To make it even better, Gissing was, according to Wells, "an extremely good-looking, well-built man, slightly on the lean side, blond, with a good profile and a splendid leonine head" (yes, it's hard to tell behind that moustache, I agree, but we'll have to trust Mr Wells on this one). No wonder then that his insane wife should not keep him from scoring yet again – this time with a Frenchwoman, with whom he lived in "psuedo-marriage" until his death. Even that was suitably novel-esque – he died from pneumonia originating from a cold caught on a winter walk (he had emphysema and was thus in poor shape to begin with). It seems his final relationship was only just better than his former ones, and Wells gives poor Gissing a rather depressing epigraph:

"So ended all that flimsy inordinate stir of grey matter that was George Gissing. He was a pessimistic writer. He spent his big fine brain depreciating life, because he would not and perhaps could not look life squarely in the eyes,—neither his circumstances nor the conventions about him nor the adverse things about him nor the limitations of his personal character."
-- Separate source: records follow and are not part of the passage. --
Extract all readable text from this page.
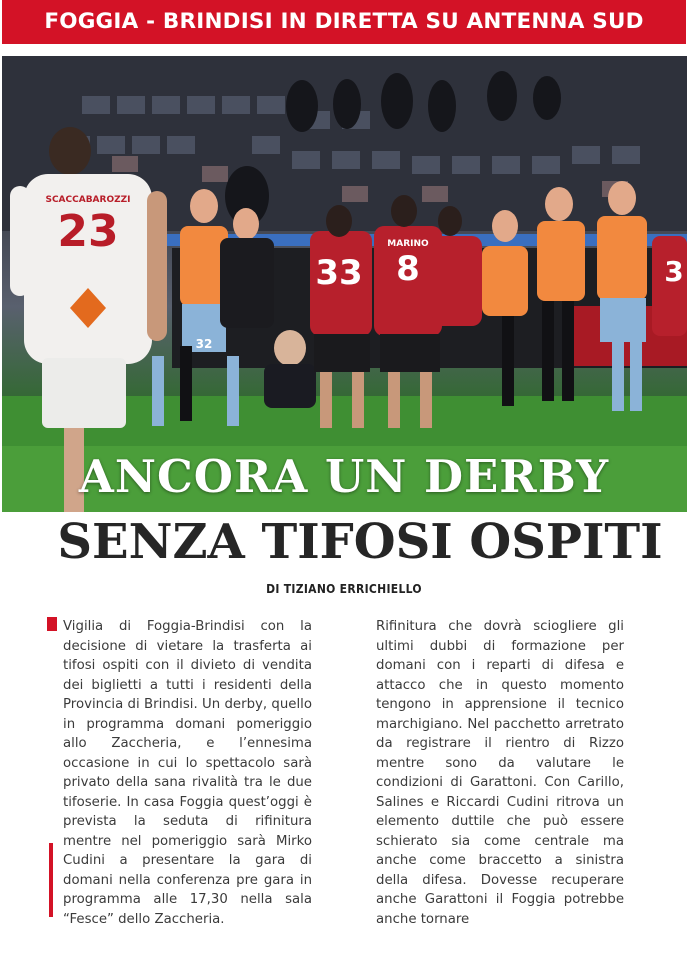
FOGGIA - BRINDISI IN DIRETTA SU ANTENNA SUD
23
SCACCABAROZZI
33 8
MARINO
32
3
ANCORA UN DERBY
SENZA TIFOSI OSPITI
DI TIZIANO ERRICHIELLO
Vigilia di Foggia-Brindisi con la decisione di vietare la trasferta ai tifosi ospiti con il divieto di vendita dei biglietti a tutti i residenti della Provincia di Brindisi. Un derby, quello in programma domani pomeriggio allo Zaccheria, e l’ennesima occasione in cui lo spettacolo sarà privato della sana rivalità tra le due tifoserie. In casa Foggia quest’oggi è prevista la seduta di rifinitura mentre nel pomeriggio sarà Mirko Cudini a presentare la gara di domani nella conferenza pre gara in programma alle 17,30 nella sala “Fesce” dello Zaccheria.
Rifinitura che dovrà sciogliere gli ultimi dubbi di formazione per domani con i reparti di difesa e attacco che in questo momento tengono in apprensione il tecnico marchigiano. Nel pacchetto arretrato da registrare il rientro di Rizzo mentre sono da valutare le condizioni di Garattoni. Con Carillo, Salines e Riccardi Cudini ritrova un elemento duttile che può essere schierato sia come centrale ma anche come braccetto a sinistra della difesa. Dovesse recuperare anche Garattoni il Foggia potrebbe anche tornare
Gloomy, isn't it? If you don't trust Mr Wells' word, you can become personally acquainted with Mr Gissing's writing, since most of his novels can be found online these days.
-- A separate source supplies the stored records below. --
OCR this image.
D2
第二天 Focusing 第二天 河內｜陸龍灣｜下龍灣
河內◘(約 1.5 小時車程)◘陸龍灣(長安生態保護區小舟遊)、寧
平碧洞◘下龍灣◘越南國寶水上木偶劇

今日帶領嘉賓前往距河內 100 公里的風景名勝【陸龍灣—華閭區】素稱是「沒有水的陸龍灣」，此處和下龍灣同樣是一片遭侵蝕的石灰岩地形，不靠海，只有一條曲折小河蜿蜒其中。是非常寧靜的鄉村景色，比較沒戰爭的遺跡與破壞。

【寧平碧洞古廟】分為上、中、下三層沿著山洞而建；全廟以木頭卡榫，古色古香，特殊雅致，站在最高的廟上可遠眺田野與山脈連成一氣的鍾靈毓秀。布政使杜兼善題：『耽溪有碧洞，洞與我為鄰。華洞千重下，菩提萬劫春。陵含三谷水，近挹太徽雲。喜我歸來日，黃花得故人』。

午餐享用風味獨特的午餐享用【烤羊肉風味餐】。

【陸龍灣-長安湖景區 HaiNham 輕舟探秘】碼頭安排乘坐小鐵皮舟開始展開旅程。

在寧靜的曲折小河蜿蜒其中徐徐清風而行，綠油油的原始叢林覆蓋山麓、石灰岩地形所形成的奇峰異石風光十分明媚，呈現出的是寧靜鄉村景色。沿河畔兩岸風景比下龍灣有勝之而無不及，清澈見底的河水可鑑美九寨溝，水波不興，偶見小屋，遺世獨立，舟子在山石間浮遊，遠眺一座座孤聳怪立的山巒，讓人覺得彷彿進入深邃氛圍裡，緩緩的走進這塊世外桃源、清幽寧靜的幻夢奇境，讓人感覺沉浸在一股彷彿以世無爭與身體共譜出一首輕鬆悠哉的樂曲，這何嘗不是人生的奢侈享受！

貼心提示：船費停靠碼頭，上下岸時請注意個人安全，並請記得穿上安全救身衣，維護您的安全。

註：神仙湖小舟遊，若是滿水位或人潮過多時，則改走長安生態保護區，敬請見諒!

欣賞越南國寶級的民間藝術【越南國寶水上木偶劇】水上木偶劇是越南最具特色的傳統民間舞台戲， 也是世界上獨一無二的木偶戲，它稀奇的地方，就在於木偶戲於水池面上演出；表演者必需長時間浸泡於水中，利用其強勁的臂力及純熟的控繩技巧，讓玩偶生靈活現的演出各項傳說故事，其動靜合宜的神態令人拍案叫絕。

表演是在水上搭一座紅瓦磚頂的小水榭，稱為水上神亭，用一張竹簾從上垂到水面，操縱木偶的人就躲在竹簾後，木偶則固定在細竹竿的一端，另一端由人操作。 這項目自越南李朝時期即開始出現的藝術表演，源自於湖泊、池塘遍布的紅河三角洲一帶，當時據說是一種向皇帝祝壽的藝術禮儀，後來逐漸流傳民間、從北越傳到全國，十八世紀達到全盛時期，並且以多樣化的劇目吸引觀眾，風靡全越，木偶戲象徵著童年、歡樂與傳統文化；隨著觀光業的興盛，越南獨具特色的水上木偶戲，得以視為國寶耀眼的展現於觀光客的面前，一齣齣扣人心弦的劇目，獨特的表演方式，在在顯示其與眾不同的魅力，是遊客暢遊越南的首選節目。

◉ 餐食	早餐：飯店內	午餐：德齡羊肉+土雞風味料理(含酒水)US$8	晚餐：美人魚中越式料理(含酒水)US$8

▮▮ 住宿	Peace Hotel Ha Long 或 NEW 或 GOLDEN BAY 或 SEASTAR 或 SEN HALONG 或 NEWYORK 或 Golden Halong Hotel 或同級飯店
If you don't know where to start, the most well-known of his books is New Grub Street, followed by Odd Women.  His style is generally realistic, close to documentary, but at the same time, he was an idealist, deeply in love with the Classical world, and his political stance was certainly not that of a reformer – he looked at the lower classes as doomed and mostly unable to reform. The Nether World is especially bleak, being written after Nell's death and describing the life of London's poor. Not a feel-good author, certainly, but a good choice for a close and unsentimental look at Victorian Britain.

Workers in the Dawn (1880)
The Unclassed (1884)
Isabel Clarendon (1885)
Demos (1886)
Thyrza (1887)
A Life's Morning (1888)
The Nether World (1889)
The Emancipated (1890)
New Grub Street (1891)
Denzil Quarrier (1892)
Born In Exile (1892)
The Odd Women (1893)
In the Year of Jubilee (1894)
Eve's Ransom (1895)
The Paying Guest (1895)
Sleeping Fires (1895)
The Whirlpool (1897)
The Town Traveller (1898)
The Crown Of Life (1899)
By the Ionian Sea (1901)
Our Friend the Charlatan (1901)
The Private Papers of Henry Ryecroft (1903)
Will Warburton (1905)   


Enjoy!

2 comments:

  1. Dear J.B.,

    I am surprised to find a fellow Gissing enthusiast... a rare species!
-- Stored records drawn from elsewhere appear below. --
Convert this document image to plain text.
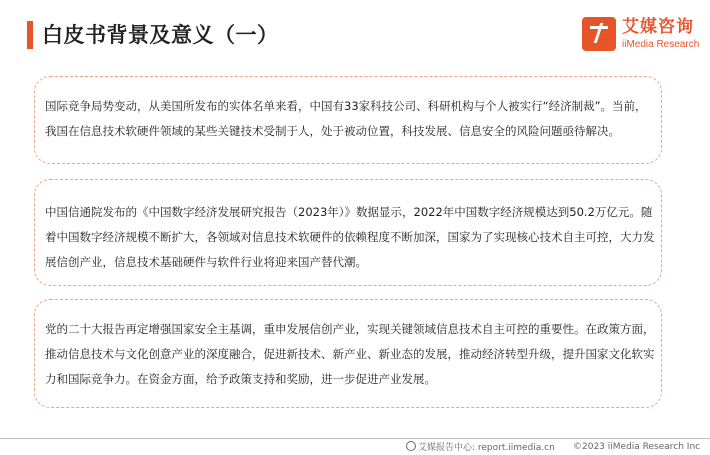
白皮书背景及意义（一）	艾媒咨询
iiMedia Research

国际竞争局势变动，从美国所发布的实体名单来看，中国有33家科技公司、科研机构与个人被实行“经济制裁”。当前，我国在信息技术软硬件领域的某些关键技术受制于人，处于被动位置，科技发展、信息安全的风险问题亟待解决。

中国信通院发布的《中国数字经济发展研究报告（2023年）》数据显示，2022年中国数字经济规模达到50.2万亿元。随着中国数字经济规模不断扩大，各领域对信息技术软硬件的依赖程度不断加深，国家为了实现核心技术自主可控，大力发展信创产业，信息技术基础硬件与软件行业将迎来国产替代潮。

党的二十大报告再定增强国家安全主基调，重申发展信创产业，实现关键领域信息技术自主可控的重要性。在政策方面，推动信息技术与文化创意产业的深度融合，促进新技术、新产业、新业态的发展，推动经济转型升级，提升国家文化软实力和国际竞争力。在资金方面，给予政策支持和奖励，进一步促进产业发展。

艾媒报告中心: report.iimedia.cn ©2023 iiMedia Research Inc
    If you haven't read it already, you might also be interested in Morley Roberts' thinly-disguised biography of Gissing, The Private Life of Henry Maitland. Roberts was one of his few lifelong friends. The book is available on Archive.org:
    http://archive.org/details/privatelifeofhen00robeuoft

    I look forward to reading your blog.

    Best regards,

    Andrew

    ReplyDelete
  2. Rather shame-faced, I must admit I have only read about The Private Life of Henry Maitland, not actually read it. Will put it on my to-read-list!